Ford’s Latest Push Into Connected Cars Begins With Blackberry Talent

Ford SYNC 3
With SYNC 3, AppLink now automatically discovers smartphone apps including Spotify, Pandora and Glympse, and displays their unique graphics and branding.
Steve Petrovich

Ford Motor Co. is hiring 400 engineers and investing $375 million to expand its research and development efforts in Canada as well as create a new center focused on connectivity in vehicles and all the services and features that technology can support including, advanced driver assistance systems and autonomous vehicles.

The new hires will more than double the size of Ford’s mobile connectivity engineering team as the automaker races to expand services enabled by wireless internet in cars.

The 400 hardware and software engineers come from Blackberry’s mobile communications group. Blackberry, which is changing its business to focus on software, says no engineers from its Blackberry QNX division were part of the transfer. QNX is the operating system behind Ford’s SYNC 3 infotainment and connectivity platform.

“The BlackBerry QNX engineers continue to develop core technology for the automotive industry,” a Blackberry spokesperson said in an emailed statement. “This transfer allows Ford to double its connectivity engineering workforce and accelerate its efforts to build in-house solutions. As for the employees transferred, they have the opportunity to put their expertise to work for a leader in the automotive sector. This is a win-win for both companies as well as employees.”

The $375 million in new R&D investment will be used to create the Ottawa Research and Engineering Center as well as further research at other Ford facilities in Canada to improve fuel efficiency and sustainability. For instance, some funds will go towards Ford’s research on capturing industrial emissions and converting them to fuel at the Fumes-to-Fuel Research Development Center in the Oakville Assembly Complex. The investment will also support Researchers at Ford’s Windsor Powertrain Engineering Research and Development Center who are working advancing powertrain technologies, alternative fuels, and making vehicles lighter to boost fuel efficiency.

The new Ottawa Research and Engineering Center will focus on research and development across infotainment, in-vehicle modems, gateway modules, driver-assist features and autonomous vehicles. While most of the team will be at the new R&D center, some engineers will work out of other facilities in Waterloo and Oakville, Ontario, as well as Cary, North Carolina and Sunrise, Fla., according to Ford.

This will be Ford’s first center focused on connectivity research and advanced technology in Canada.

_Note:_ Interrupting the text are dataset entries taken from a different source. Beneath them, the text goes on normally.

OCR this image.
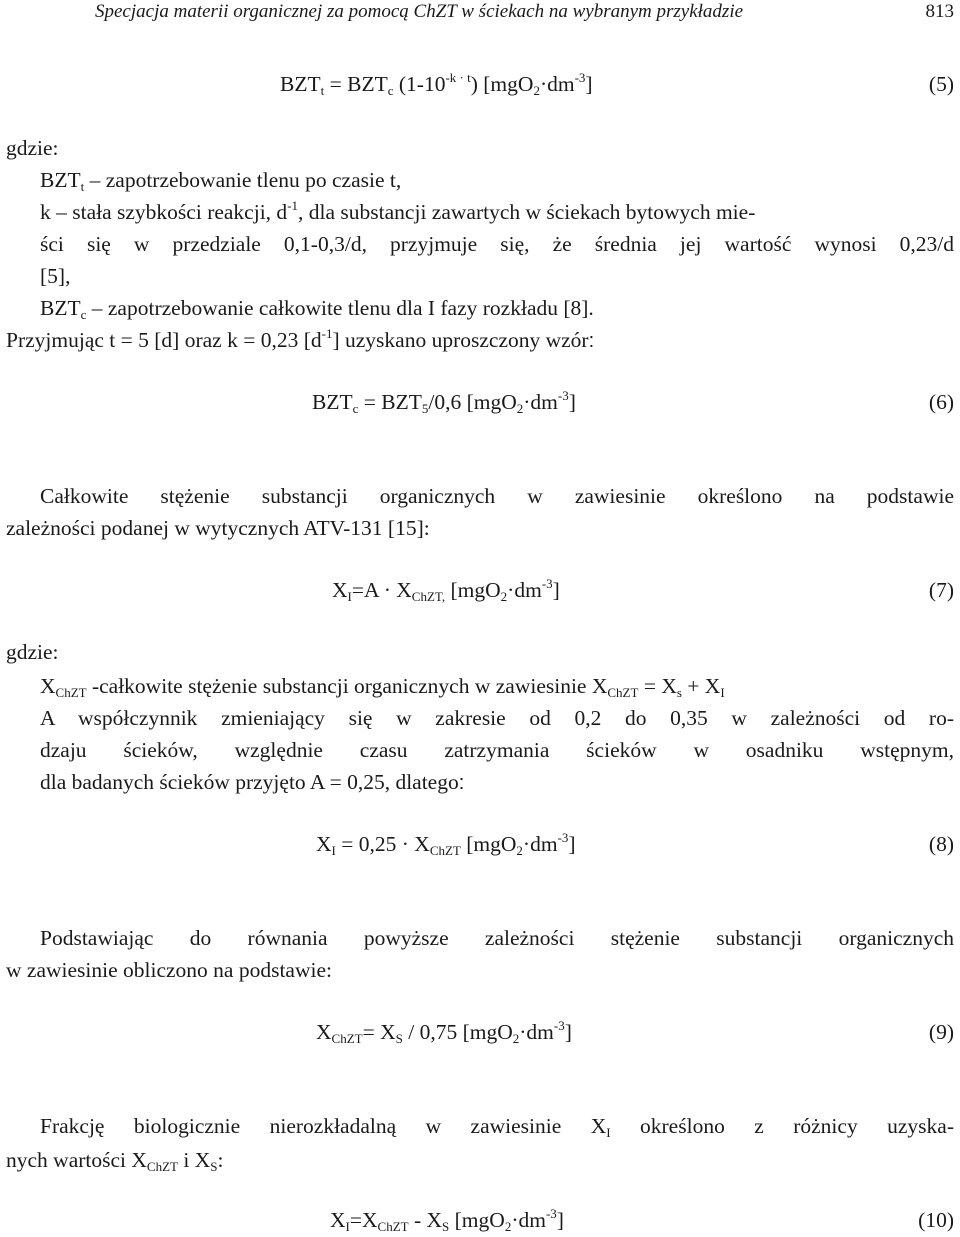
Specjacja materii organicznej za pomocą ChZT w ściekach na wybranym przykładzie	813
$BZT_t = BZT_c$ $(1-10^{-k \cdot t})$ $[mgO_2\cdot dm^{-3}]$	(5)
gdzie:
$BZT_t$ – zapotrzebowanie tlenu po czasie t,
k – stała szybkości reakcji, $d^{-1}$, dla substancji zawartych w ściekach bytowych mie-
ści się w przedziale 0,1-0,3/d, przyjmuje się, że średnia jej wartość wynosi 0,23/d
[5],
$BZT_c$ – zapotrzebowanie całkowite tlenu dla I fazy rozkładu [8].
Przyjmując t = 5 [d] oraz k = 0,23 $[d^{-1}]$ uzyskano uproszczony wzór:
$BZT_c = BZT_5/0,6$ $[mgO_2\cdot dm^{-3}]$	(6)
Całkowite stężenie substancji organicznych w zawiesinie określono na podstawie
zależności podanej w wytycznych ATV-131 [15]:
$X_I=A \cdot X_{ChZT,}$ $[mgO_2\cdot dm^{-3}]$	(7)
gdzie:
$X_{ChZT}$ -całkowite stężenie substancji organicznych w zawiesinie $X_{ChZT} = X_s + X_I$
A współczynnik zmieniający się w zakresie od 0,2 do 0,35 w zależności od ro-
dzaju ścieków, względnie czasu zatrzymania ścieków w osadniku wstępnym,
dla badanych ścieków przyjęto A = 0,25, dlatego:
$X_I = 0,25 \cdot X_{ChZT}$ $[mgO_2\cdot dm^{-3}]$	(8)
Podstawiając do równania powyższe zależności stężenie substancji organicznych
w zawiesinie obliczono na podstawie:
$X_{ChZT}= X_S / 0,75$ $[mgO_2\cdot dm^{-3}]$	(9)
Frakcję biologicznie nierozkładalną w zawiesinie $X_I$ określono z różnicy uzyska-
nych wartości $X_{ChZT}$ i $X_S$:
$X_I=X_{ChZT} - X_S$ $[mgO_2\cdot dm^{-3}]$	(10)
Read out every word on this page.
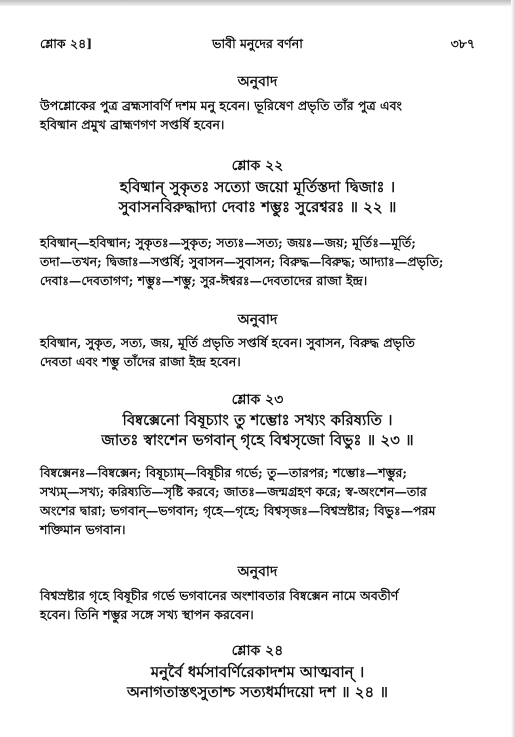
শ্লোক ২৪]	ভাবী মনুদের বর্ণনা	৩৮৭
অনুবাদ

উপশ্লোকের পুত্র ব্রহ্মসাবর্ণি দশম মনু হবেন। ভূরিষেণ প্রভৃতি তাঁর পুত্র এবং

হবিষ্মান প্রমুখ ব্রাহ্মণগণ সপ্তর্ষি হবেন।

শ্লোক ২২
হবিষ্মান্ সুকৃতঃ সত্যো জয়ো মূর্তিস্তদা দ্বিজাঃ ।
সুবাসনবিরুদ্ধাদ্যা দেবাঃ শম্ভুঃ সুরেশ্বরঃ ॥ ২২ ॥

হবিষ্মান্—হবিষ্মান; সুকৃতঃ—সুকৃত; সত্যঃ—সত্য; জয়ঃ—জয়; মূর্তিঃ—মূর্তি;

তদা—তখন; দ্বিজাঃ—সপ্তর্ষি; সুবাসন—সুবাসন; বিরুদ্ধ—বিরুদ্ধ; আদ্যাঃ—প্রভৃতি;

দেবাঃ—দেবতাগণ; শম্ভুঃ—শম্ভু; সুর-ঈশ্বরঃ—দেবতাদের রাজা ইন্দ্র।

অনুবাদ

হবিষ্মান, সুকৃত, সত্য, জয়, মূর্তি প্রভৃতি সপ্তর্ষি হবেন। সুবাসন, বিরুদ্ধ প্রভৃতি

দেবতা এবং শম্ভু তাঁদের রাজা ইন্দ্র হবেন।

শ্লোক ২৩
বিষ্বক্সেনো বিষূচ্যাং তু শম্ভোঃ সখ্যং করিষ্যতি ।
জাতঃ স্বাংশেন ভগবান্ গৃহে বিশ্বসৃজো বিভুঃ ॥ ২৩ ॥

বিষ্বক্সেনঃ—বিষ্বক্সেন; বিষূচ্যাম্—বিষূচীর গর্ভে; তু—তারপর; শম্ভোঃ—শম্ভুর;

সখ্যম্—সখ্য; করিষ্যতি—সৃষ্টি করবে; জাতঃ—জন্মগ্রহণ করে; স্ব-অংশেন—তার

অংশের দ্বারা; ভগবান্—ভগবান; গৃহে—গৃহে; বিশ্বসৃজঃ—বিশ্বস্রষ্টার; বিভুঃ—পরম

শক্তিমান ভগবান।

অনুবাদ

বিশ্বস্রষ্টার গৃহে বিষূচীর গর্ভে ভগবানের অংশাবতার বিষ্বক্সেন নামে অবতীর্ণ

হবেন। তিনি শম্ভুর সঙ্গে সখ্য স্থাপন করবেন।

শ্লোক ২৪
মনুর্বৈ ধর্মসাবর্ণিরেকাদশম আত্মবান্ ।
অনাগতাস্তৎসুতাশ্চ সত্যধর্মাদয়ো দশ ॥ ২৪ ॥
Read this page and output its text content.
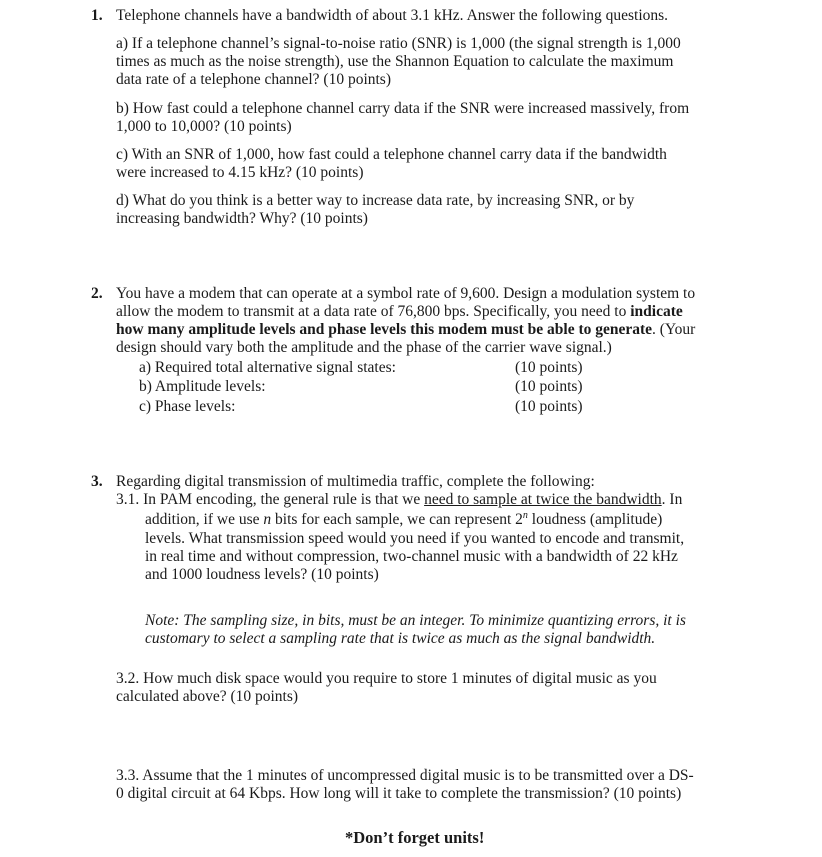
1. Telephone channels have a bandwidth of about 3.1 kHz. Answer the following questions.
a) If a telephone channel’s signal-to-noise ratio (SNR) is 1,000 (the signal strength is 1,000
times as much as the noise strength), use the Shannon Equation to calculate the maximum
data rate of a telephone channel? (10 points)
b) How fast could a telephone channel carry data if the SNR were increased massively, from
1,000 to 10,000? (10 points)
c) With an SNR of 1,000, how fast could a telephone channel carry data if the bandwidth
were increased to 4.15 kHz? (10 points)
d) What do you think is a better way to increase data rate, by increasing SNR, or by
increasing bandwidth? Why? (10 points)
2. You have a modem that can operate at a symbol rate of 9,600. Design a modulation system to
allow the modem to transmit at a data rate of 76,800 bps. Specifically, you need to indicate
how many amplitude levels and phase levels this modem must be able to generate. (Your
design should vary both the amplitude and the phase of the carrier wave signal.)
a) Required total alternative signal states:	(10 points)
b) Amplitude levels:	(10 points)
c) Phase levels:	(10 points)
3. Regarding digital transmission of multimedia traffic, complete the following:
3.1. In PAM encoding, the general rule is that we need to sample at twice the bandwidth. In
addition, if we use n bits for each sample, we can represent 2$^n$ loudness (amplitude)
levels. What transmission speed would you need if you wanted to encode and transmit,
in real time and without compression, two-channel music with a bandwidth of 22 kHz
and 1000 loudness levels? (10 points)
Note: The sampling size, in bits, must be an integer. To minimize quantizing errors, it is
customary to select a sampling rate that is twice as much as the signal bandwidth.
3.2. How much disk space would you require to store 1 minutes of digital music as you
calculated above? (10 points)
3.3. Assume that the 1 minutes of uncompressed digital music is to be transmitted over a DS-
0 digital circuit at 64 Kbps. How long will it take to complete the transmission? (10 points)
*Don’t forget units!
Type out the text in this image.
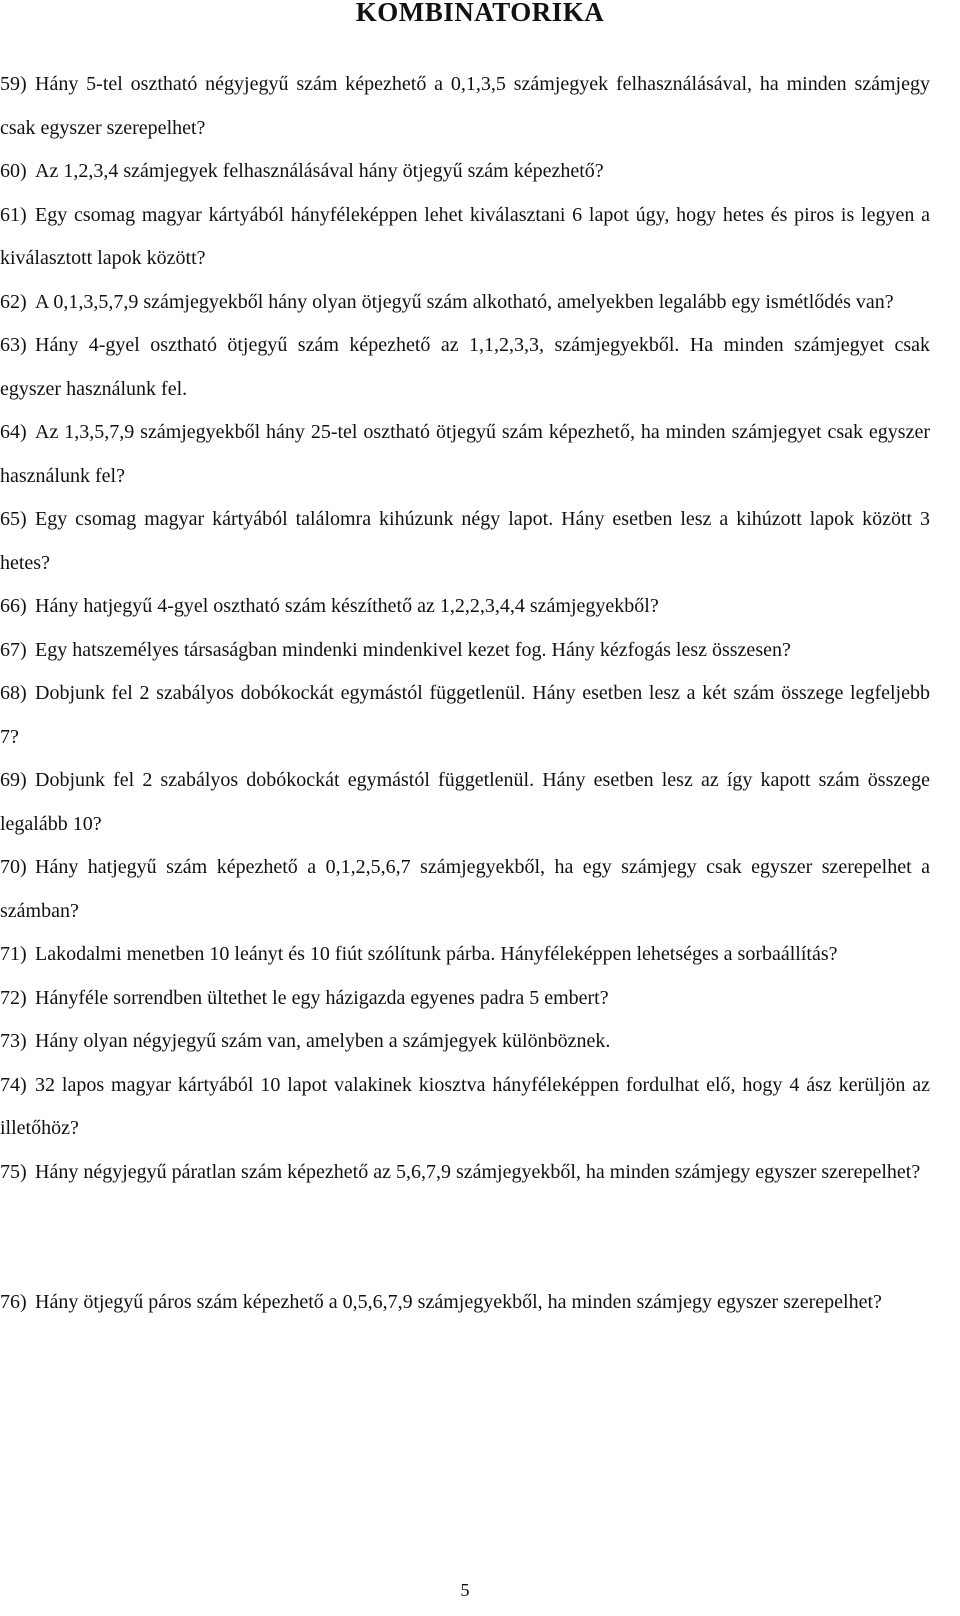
KOMBINATORIKA

59) Hány 5-tel osztható négyjegyű szám képezhető a 0,1,3,5 számjegyek felhasználásával, ha minden számjegy csak egyszer szerepelhet?

60) Az 1,2,3,4 számjegyek felhasználásával hány ötjegyű szám képezhető?

61) Egy csomag magyar kártyából hányféleképpen lehet kiválasztani 6 lapot úgy, hogy hetes és piros is legyen a kiválasztott lapok között?

62) A 0,1,3,5,7,9 számjegyekből hány olyan ötjegyű szám alkotható, amelyekben legalább egy ismétlődés van?

63) Hány 4-gyel osztható ötjegyű szám képezhető az 1,1,2,3,3, számjegyekből. Ha minden számjegyet csak egyszer használunk fel.

64) Az 1,3,5,7,9 számjegyekből hány 25-tel osztható ötjegyű szám képezhető, ha minden számjegyet csak egyszer használunk fel?

65) Egy csomag magyar kártyából találomra kihúzunk négy lapot. Hány esetben lesz a kihúzott lapok között 3 hetes?

66) Hány hatjegyű 4-gyel osztható szám készíthető az 1,2,2,3,4,4 számjegyekből?

67) Egy hatszemélyes társaságban mindenki mindenkivel kezet fog. Hány kézfogás lesz összesen?

68) Dobjunk fel 2 szabályos dobókockát egymástól függetlenül. Hány esetben lesz a két szám összege legfeljebb 7?

69) Dobjunk fel 2 szabályos dobókockát egymástól függetlenül. Hány esetben lesz az így kapott szám összege legalább 10?

70) Hány hatjegyű szám képezhető a 0,1,2,5,6,7 számjegyekből, ha egy számjegy csak egyszer szerepelhet a számban?

71) Lakodalmi menetben 10 leányt és 10 fiút szólítunk párba. Hányféleképpen lehetséges a sorbaállítás?

72) Hányféle sorrendben ültethet le egy házigazda egyenes padra 5 embert?

73) Hány olyan négyjegyű szám van, amelyben a számjegyek különböznek.

74) 32 lapos magyar kártyából 10 lapot valakinek kiosztva hányféleképpen fordulhat elő, hogy 4 ász kerüljön az illetőhöz?

75) Hány négyjegyű páratlan szám képezhető az 5,6,7,9 számjegyekből, ha minden számjegy egyszer szerepelhet?

76) Hány ötjegyű páros szám képezhető a 0,5,6,7,9 számjegyekből, ha minden számjegy egyszer szerepelhet?

5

“Connectivity is the critical component to the future of mobility,” Raj Nair, Ford executive vice president, global product development and chief technical officer said in a statement. “Whether it’s providing information to help reduce congestion in cities, allowing vehicles and infrastructure to communicate to keep us safer on the road or simply knowing all your personal settings when you enter a self-driving vehicle, connectivity is the key. By more than doubling our connectivity talent and establishing a research centre, we can innovate faster and deliver more software and services to exceed our customer’s expectations.”

Ford has announced C$1.2 billion in Canadian investments ($900 million) over the past six months, including C$700 million ($526 million) into factories there.

Some of that capital is being used update Ford’s Windsor operations, which include the Windsor Engine Plant and the Essex Engine Plant, and upgrade its Oakville Assembly Complex to support the production of the crossover vehicle the Ford Edge, which is exported from Canada to more than 100 countries.

Ontario and Canada are each providing Ford Canada with a conditional grant of up to $102.4 million.